-¿Y dice usted que no estudia medicina?
-No. Sabe Dios cuál será el objeto de tales investigaciones...
Pero ya hemos llegado, y podrá usted formar una opinión sobre el personaje.
Cuando esto decía enfilamos una callejuela, y a través de una
pequeña puerta lateral fuimos a dar a una de las alas del gran hospital.
Siéndome el terreno familiar, no precisé guía para seguir mi itinerario por la
lúgubre escalera de piedra y a través luego del largo pasillo de paredes
encaladas y puertas color castaño. Casi al otro extremo, un corredor abovedado y
de poca altura torcía hacia uno de los lados, conduciendo al laboratorio de
química.
Era éste una habitación de elevado techo, llena toda de frascos
que se alineaban a lo largo de las paredes o yacían desperdigados por el suelo.
Aquí y allá aparecían unas mesas bajas y anchas erizadas de retortas, tubos de
ensayo y pequeñas lámparas Bunsen con su azul y ondulante lengua de fuego. En la
habitación hacía guardia un solitario estudiante que, absorto en su trabajo, se
inclinaba sobre una mesa apartada.

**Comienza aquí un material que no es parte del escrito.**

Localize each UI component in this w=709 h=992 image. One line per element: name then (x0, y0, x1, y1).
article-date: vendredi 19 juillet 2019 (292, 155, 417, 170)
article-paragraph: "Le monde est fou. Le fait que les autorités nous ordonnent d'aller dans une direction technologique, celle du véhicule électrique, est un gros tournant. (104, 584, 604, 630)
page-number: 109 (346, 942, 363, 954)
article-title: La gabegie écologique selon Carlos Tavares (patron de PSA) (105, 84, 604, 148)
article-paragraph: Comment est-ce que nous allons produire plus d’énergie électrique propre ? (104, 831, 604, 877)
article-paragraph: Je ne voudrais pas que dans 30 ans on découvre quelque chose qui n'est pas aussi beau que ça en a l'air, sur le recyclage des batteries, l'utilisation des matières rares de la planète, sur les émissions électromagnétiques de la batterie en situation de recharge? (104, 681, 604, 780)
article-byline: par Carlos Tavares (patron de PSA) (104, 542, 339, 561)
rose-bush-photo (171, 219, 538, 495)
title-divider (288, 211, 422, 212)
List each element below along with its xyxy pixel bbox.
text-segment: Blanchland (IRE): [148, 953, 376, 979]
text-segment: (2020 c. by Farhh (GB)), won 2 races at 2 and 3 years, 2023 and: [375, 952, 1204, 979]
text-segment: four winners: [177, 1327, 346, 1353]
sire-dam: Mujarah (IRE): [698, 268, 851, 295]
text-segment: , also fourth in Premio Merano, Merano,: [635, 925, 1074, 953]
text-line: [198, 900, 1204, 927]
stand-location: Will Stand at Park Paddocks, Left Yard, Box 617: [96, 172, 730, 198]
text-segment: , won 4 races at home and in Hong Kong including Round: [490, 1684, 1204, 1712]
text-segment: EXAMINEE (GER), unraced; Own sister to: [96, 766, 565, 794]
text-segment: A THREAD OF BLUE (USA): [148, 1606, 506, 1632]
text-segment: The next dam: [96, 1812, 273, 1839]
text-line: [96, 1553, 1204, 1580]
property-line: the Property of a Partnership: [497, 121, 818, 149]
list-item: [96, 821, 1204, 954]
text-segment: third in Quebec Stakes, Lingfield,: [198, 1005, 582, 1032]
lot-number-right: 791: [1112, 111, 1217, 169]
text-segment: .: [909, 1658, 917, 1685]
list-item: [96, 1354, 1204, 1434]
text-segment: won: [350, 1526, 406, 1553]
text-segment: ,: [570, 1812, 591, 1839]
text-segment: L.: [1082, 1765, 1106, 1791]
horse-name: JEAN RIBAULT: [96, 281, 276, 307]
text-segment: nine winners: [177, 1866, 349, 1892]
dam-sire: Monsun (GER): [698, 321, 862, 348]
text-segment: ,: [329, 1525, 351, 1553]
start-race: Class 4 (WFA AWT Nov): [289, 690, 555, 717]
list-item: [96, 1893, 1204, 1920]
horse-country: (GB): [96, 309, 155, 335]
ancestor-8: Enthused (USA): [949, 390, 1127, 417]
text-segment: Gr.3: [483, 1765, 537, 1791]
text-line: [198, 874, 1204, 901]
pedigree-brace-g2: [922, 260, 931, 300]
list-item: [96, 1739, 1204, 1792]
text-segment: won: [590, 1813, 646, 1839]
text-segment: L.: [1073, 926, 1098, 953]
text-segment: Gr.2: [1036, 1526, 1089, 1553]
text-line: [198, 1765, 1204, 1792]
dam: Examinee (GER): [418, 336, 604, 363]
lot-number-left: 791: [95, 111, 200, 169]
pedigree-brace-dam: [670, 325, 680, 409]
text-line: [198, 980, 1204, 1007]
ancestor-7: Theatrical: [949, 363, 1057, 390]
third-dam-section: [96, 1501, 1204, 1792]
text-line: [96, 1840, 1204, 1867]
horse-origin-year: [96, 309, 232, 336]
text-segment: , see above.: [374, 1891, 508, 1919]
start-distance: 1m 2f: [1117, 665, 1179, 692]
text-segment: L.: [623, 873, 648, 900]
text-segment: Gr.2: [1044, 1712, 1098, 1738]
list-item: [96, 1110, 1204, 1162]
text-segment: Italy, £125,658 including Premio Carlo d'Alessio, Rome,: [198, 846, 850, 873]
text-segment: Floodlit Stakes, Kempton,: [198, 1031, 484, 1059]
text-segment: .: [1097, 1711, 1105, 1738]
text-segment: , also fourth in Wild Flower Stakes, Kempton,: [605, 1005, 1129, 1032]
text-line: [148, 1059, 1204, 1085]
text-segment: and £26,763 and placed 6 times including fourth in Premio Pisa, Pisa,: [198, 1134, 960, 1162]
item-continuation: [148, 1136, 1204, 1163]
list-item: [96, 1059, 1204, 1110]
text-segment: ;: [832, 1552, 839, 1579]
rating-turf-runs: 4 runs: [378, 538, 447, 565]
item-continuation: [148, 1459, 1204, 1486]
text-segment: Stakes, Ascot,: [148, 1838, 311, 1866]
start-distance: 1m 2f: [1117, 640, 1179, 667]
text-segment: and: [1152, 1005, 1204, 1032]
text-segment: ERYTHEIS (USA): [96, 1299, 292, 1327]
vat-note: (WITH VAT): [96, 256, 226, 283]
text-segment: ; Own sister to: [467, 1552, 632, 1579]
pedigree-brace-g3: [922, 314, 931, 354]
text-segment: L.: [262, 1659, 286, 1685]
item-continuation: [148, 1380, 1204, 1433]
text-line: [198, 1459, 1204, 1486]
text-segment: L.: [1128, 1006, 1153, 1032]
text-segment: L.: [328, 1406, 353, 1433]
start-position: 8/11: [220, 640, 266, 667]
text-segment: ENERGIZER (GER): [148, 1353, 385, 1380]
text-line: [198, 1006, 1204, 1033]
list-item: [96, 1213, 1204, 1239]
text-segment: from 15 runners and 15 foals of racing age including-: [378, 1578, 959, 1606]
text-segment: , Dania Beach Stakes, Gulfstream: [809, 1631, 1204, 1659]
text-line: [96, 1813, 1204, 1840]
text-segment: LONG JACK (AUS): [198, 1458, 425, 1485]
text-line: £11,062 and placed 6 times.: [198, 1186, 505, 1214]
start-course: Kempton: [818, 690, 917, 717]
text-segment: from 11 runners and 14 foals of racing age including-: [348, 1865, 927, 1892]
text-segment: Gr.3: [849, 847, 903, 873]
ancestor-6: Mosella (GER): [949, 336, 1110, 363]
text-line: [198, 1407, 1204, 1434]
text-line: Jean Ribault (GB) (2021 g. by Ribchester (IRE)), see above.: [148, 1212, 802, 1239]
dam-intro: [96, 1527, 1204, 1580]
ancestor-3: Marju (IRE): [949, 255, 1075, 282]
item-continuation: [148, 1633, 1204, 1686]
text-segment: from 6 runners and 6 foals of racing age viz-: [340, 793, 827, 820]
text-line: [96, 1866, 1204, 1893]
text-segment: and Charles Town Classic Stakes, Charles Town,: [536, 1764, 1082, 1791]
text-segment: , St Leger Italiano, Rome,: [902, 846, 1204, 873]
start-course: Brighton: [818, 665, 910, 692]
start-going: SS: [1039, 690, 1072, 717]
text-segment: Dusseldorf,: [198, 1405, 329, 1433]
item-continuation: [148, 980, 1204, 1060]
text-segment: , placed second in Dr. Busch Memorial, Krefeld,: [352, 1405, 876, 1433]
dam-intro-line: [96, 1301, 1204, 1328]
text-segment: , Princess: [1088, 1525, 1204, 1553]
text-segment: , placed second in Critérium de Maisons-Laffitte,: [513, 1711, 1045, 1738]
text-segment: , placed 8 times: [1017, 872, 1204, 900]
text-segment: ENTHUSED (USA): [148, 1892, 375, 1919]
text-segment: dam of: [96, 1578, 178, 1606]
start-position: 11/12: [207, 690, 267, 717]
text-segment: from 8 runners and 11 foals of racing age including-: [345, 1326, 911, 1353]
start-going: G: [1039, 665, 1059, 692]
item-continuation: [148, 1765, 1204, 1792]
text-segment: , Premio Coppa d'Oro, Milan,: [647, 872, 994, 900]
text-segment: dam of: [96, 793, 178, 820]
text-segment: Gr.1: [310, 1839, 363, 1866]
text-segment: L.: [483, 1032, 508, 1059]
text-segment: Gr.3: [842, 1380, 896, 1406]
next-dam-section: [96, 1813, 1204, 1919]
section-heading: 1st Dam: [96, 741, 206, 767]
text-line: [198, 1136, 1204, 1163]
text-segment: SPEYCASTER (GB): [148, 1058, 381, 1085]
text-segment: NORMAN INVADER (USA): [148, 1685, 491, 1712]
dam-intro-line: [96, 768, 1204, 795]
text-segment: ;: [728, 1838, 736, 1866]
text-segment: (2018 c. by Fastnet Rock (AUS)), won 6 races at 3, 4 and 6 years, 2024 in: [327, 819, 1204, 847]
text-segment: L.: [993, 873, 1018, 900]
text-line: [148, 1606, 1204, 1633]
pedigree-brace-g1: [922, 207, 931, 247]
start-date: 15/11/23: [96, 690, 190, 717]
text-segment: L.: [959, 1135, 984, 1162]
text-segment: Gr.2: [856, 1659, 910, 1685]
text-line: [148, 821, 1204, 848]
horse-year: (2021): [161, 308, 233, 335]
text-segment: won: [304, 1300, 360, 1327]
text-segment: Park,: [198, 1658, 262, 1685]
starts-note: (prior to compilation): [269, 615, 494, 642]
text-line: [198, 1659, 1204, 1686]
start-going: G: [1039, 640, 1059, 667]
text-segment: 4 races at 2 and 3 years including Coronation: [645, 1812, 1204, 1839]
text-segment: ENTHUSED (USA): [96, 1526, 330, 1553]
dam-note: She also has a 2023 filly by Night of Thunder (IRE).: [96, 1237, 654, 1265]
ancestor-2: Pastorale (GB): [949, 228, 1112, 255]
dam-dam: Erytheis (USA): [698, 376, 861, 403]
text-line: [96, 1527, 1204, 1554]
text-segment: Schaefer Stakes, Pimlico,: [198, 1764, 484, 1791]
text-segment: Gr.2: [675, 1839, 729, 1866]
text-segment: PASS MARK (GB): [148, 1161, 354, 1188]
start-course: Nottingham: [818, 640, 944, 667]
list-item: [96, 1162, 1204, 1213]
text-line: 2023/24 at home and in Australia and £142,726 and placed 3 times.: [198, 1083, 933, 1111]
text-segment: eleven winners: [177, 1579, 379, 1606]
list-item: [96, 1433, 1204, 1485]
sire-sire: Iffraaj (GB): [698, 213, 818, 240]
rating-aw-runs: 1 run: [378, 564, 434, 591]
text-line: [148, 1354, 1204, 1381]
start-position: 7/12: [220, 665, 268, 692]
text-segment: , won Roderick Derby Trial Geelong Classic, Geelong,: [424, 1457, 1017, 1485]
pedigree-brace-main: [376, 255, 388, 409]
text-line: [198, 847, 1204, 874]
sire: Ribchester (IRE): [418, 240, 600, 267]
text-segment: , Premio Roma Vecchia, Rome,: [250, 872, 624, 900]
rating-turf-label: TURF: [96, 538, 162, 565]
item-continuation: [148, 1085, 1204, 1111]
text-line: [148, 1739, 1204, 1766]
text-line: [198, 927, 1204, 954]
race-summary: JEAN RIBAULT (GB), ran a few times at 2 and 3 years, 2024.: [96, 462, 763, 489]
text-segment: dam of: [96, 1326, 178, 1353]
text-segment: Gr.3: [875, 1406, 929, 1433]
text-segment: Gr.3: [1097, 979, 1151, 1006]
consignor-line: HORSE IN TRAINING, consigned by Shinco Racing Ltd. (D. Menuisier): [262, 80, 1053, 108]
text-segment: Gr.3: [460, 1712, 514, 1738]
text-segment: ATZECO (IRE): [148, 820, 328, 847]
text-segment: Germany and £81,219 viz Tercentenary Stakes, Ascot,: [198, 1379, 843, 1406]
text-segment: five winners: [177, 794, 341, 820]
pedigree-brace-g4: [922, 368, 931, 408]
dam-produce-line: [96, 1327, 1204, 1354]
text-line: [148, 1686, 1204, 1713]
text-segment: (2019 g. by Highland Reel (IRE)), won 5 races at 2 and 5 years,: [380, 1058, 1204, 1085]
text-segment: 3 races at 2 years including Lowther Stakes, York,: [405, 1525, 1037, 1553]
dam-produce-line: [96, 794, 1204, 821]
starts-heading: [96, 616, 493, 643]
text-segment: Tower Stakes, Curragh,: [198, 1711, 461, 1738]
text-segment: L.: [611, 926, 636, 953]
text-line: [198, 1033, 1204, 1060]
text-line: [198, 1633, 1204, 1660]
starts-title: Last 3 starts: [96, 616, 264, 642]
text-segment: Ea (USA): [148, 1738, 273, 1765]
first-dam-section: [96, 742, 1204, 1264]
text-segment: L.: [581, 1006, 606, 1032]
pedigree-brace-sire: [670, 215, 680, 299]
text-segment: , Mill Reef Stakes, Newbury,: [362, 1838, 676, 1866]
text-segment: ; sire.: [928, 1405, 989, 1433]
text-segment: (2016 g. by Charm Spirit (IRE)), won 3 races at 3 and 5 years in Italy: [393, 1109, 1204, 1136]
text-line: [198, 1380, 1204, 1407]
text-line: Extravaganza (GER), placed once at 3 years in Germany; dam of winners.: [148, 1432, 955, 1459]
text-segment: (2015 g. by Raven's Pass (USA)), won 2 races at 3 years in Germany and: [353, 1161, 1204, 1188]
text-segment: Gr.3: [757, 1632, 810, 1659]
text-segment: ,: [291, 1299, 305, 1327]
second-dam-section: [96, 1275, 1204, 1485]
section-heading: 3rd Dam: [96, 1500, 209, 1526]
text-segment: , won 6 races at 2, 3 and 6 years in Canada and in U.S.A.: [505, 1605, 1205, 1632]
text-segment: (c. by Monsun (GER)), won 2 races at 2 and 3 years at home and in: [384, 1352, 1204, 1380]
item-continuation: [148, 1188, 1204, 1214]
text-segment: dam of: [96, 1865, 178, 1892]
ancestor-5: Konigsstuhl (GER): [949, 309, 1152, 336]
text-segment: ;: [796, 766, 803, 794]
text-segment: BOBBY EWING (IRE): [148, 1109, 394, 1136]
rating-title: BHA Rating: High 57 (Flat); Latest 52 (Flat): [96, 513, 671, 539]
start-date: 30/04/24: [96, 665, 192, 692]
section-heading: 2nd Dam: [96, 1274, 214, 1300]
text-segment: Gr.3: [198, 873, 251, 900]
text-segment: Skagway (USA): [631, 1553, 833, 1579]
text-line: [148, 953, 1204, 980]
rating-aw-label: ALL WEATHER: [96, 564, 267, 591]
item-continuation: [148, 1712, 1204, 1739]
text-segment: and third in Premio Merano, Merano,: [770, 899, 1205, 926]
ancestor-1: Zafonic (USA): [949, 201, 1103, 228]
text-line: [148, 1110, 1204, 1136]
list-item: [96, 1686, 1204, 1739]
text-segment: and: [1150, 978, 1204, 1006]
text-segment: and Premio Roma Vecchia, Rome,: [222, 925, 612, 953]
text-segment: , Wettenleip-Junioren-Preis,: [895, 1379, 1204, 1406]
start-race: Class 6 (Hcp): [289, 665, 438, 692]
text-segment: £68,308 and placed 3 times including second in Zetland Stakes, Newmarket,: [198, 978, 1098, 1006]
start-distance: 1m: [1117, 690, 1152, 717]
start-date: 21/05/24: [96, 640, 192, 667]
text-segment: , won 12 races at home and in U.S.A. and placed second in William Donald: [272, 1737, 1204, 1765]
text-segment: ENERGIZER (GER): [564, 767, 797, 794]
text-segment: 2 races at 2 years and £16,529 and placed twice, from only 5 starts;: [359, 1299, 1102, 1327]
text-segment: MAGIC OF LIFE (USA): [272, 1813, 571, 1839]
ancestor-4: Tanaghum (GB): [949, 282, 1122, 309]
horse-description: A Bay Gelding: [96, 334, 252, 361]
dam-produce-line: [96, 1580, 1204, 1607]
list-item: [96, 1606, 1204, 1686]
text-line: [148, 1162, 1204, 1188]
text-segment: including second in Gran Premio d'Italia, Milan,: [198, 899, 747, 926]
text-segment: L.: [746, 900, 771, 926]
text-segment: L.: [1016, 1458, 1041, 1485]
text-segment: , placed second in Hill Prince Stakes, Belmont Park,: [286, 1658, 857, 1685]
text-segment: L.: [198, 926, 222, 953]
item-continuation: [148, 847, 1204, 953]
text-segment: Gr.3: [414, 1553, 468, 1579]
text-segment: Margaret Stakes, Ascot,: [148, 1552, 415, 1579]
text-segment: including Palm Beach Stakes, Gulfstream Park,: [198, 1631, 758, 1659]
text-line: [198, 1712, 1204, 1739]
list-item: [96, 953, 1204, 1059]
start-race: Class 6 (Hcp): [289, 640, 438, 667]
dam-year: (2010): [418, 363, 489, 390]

Al escuchar nuestros pasos volvió la cabeza,
y saltando en pie dejó oír una exclamación de júbilo.
-¡Ya lo tengo! ¡Ya lo tengo! -gritó a mi acompañante mientras
corría hacia nosotros con un tubo de ensayo en la mano-. He hallado un reactivo
que precipita con la hemoglobina y solamente con ella.
El descubrimiento de una mina de oro no habría encendido placer
más intenso en aquel rostro.
-Doctor Watson, el señor Sherlock Holmes -anunció Stamford a
modo de presentación.
-Encantado -dijo cordialmente mientras me estrechaba la mano
con una fuerza que su aspecto casi desmentía-. Por lo que veo, ha estado usted
en tierras afganas.
-¿Cómo diablos ha podido adivinarlo? -pregunté, lleno de
asombro.
-No tiene importancia -repuso él riendo por lo bajo-. Volvamos
a la hemoglobina. ¿Sin duda percibe usted el alcance de mi descubrimiento?